The shoes were recovered in Minneapolis earlier this summer, Sgt. Robert Stein said in a statement, declining to provide details because the investigation remains active.
‘We were literally crying’
“Sometime between 5:45 PM on August 27th and 9:45 Am on August 28th, a burglar broke a window in the museum’s back door and entered,” the Grand Rapids Police Department said in a news release. “The thief smashed a Plexiglas case resting on a wooden podium in the museum’s gallery and made off with the slippers that were insured for 1 million dollars. The alarm did not sound to a central dispatch station. No fingerprints were left behind.”
Investigators had no evidence, aside from a single sequin that had fallen off one of the slippers, Stein said in a statement. Tips flowed in over the years — including one from a psychic just last month — but they led either nowhere or to counterfeits.
Police worried that the culprit might destroy the slippers if she or he sensed police were closing in, so investigators declined to dispel rumors, including one that local rapscallions had tossed them in the Mississippi River or into an ore pit in the area.
“We believed that information would eventually surface and knew we were in this for the long haul,” Stein said.
Museum co-founder Jon Miner told CNN affiliate KQDS in 2015 that the theft was “the biggest thing that ever happened to our museum.”
“We were literally crying,” he told the station.
Museum denied rumors of inside job
Since then, rumors swirled among residents and memorabilia collectors about where over the rainbow they could be. Valued at $2 million to $3 million and thought to be worth as much as $5 million at auction, they would be hard to sell on the black market — and even harder to hide.

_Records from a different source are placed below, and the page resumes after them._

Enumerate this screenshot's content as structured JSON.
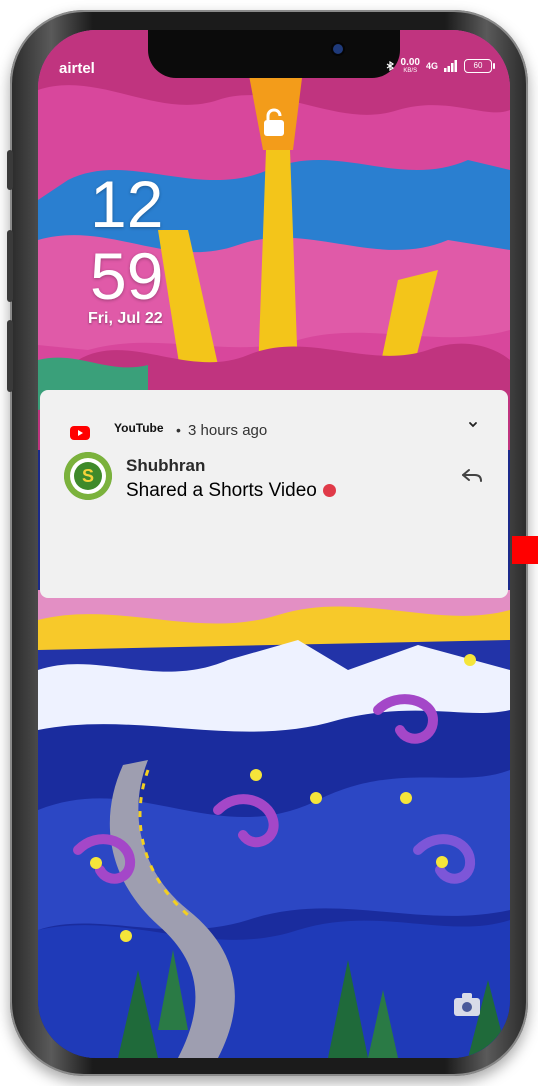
{
  "status_bar": {
    "carrier": "airtel",
    "net_speed_value": "0.00",
    "net_speed_unit": "KB/S",
    "network_type": "4G",
    "battery_level": "60"
  },
  "lock_screen": {
    "hour": "12",
    "minute": "59",
    "date": "Fri, Jul 22"
  },
  "notification": {
    "app_name": "YouTube",
    "separator": "•",
    "time_ago": "3 hours ago",
    "sender": "Shubhran",
    "message": "Shared a Shorts Video",
    "avatar_letter": "S"
  },
  "colors": {
    "youtube_red": "#ff0000",
    "notification_bg": "#f1f1f1",
    "recording_dot": "#e03a48"
  },
  "icons": {
    "lock": "lock-icon",
    "youtube": "youtube-icon",
    "expand": "chevron-down-icon",
    "reply": "reply-icon",
    "camera": "camera-icon"
  }
}
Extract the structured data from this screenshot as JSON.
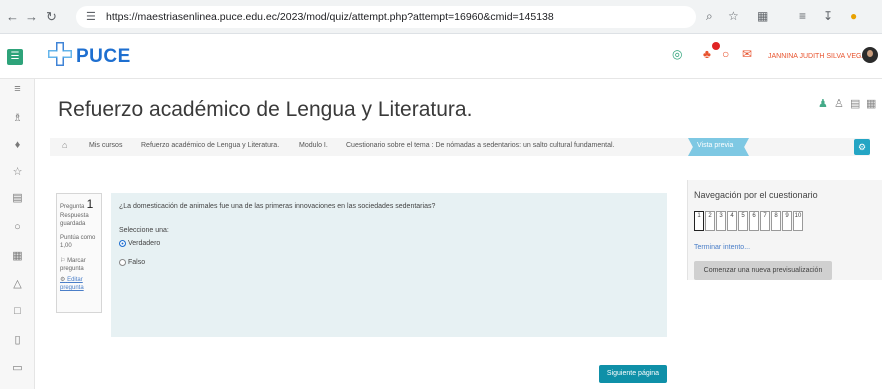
{
  "browser": {
    "url": "https://maestriasenlinea.puce.edu.ec/2023/mod/quiz/attempt.php?attempt=16960&cmid=145138",
    "icons": [
      "back-icon",
      "forward-icon",
      "reload-icon",
      "site-info-icon",
      "zoom-icon",
      "star-icon",
      "extensions-icon",
      "tab-search-icon",
      "download-icon",
      "profile-icon"
    ]
  },
  "header": {
    "logo_text": "PUCE",
    "user_name": "JANNINA JUDITH SILVA VEGA",
    "notification_count": "1",
    "colors": {
      "menu": "#2ea37a",
      "logo": "#1e6fd0",
      "user": "#e8532e",
      "badge": "#e02424"
    }
  },
  "page": {
    "title": "Refuerzo académico de Lengua y Literatura."
  },
  "breadcrumb": {
    "items": [
      "Mis cursos",
      "Refuerzo académico de Lengua y Literatura.",
      "Modulo I.",
      "Cuestionario sobre el tema : De nómadas a sedentarios: un salto cultural fundamental.",
      "Vista previa"
    ],
    "active_color": "#7ec8e3"
  },
  "question_info": {
    "label": "Pregunta",
    "number": "1",
    "status": "Respuesta guardada",
    "score": "Puntúa como 1,00",
    "flag": "Marcar pregunta",
    "edit": "Editar pregunta"
  },
  "question": {
    "text": "¿La domesticación de animales fue una de las primeras innovaciones en las sociedades sedentarias?",
    "prompt": "Seleccione una:",
    "options": [
      {
        "label": "Verdadero",
        "selected": true
      },
      {
        "label": "Falso",
        "selected": false
      }
    ],
    "background": "#e7f1f3"
  },
  "next_button": "Siguiente página",
  "quiz_nav": {
    "title": "Navegación por el cuestionario",
    "numbers": [
      "1",
      "2",
      "3",
      "4",
      "5",
      "6",
      "7",
      "8",
      "9",
      "10"
    ],
    "current": "1",
    "finish": "Terminar intento...",
    "new_preview": "Comenzar una nueva previsualización"
  }
}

“Whoever has them, illicitly, has their hands full with them,” journalist Rhys Thomas said in the 2016 documentary, “The Slippers.”
“One way or another, over the course of time, the shoes will out you,” said Thomas, who tracked down several pairs of the famed shoes for a Los Angeles Times article published in 1988.
Memorabilia collector Michael Shaw loaned the slippers to the Judy Garland Museum for Grand Rapids’ annual “Wizard of Oz” festival in 2005. Shaw rejected the museum’s offer to store them in a vault each night because he didn’t want people handling the delicate shoes by moving them daily, he said in the documentary.
“But most importantly, I was assured that the museum had security,” Shaw said in the film.
Museum staff arrived in the morning to find the shoes missing from the smashed glass case. An alarm had been tripped but no signal was sent to police dispatch, museum co-founder John Kelsch said in the documentary. Miner and Kelsch vehemently denied rumors of an inside job.
“We’re the ones that want to find them because they were entrusted to us,” Miner said.
“Our people, they love the museum. They wouldn’t have done that. These are honest people,” Kelsch said.
Ten years later, the museum worked with the Itasca County Sheriff’s Dive Team to address the theory that someone had thrown the slippers in a nearby lake. During the 40th Annual “Wizard of Oz” Festival, divers scoured the depths of the Tioga Mine Pit Lake but came up empty-handed.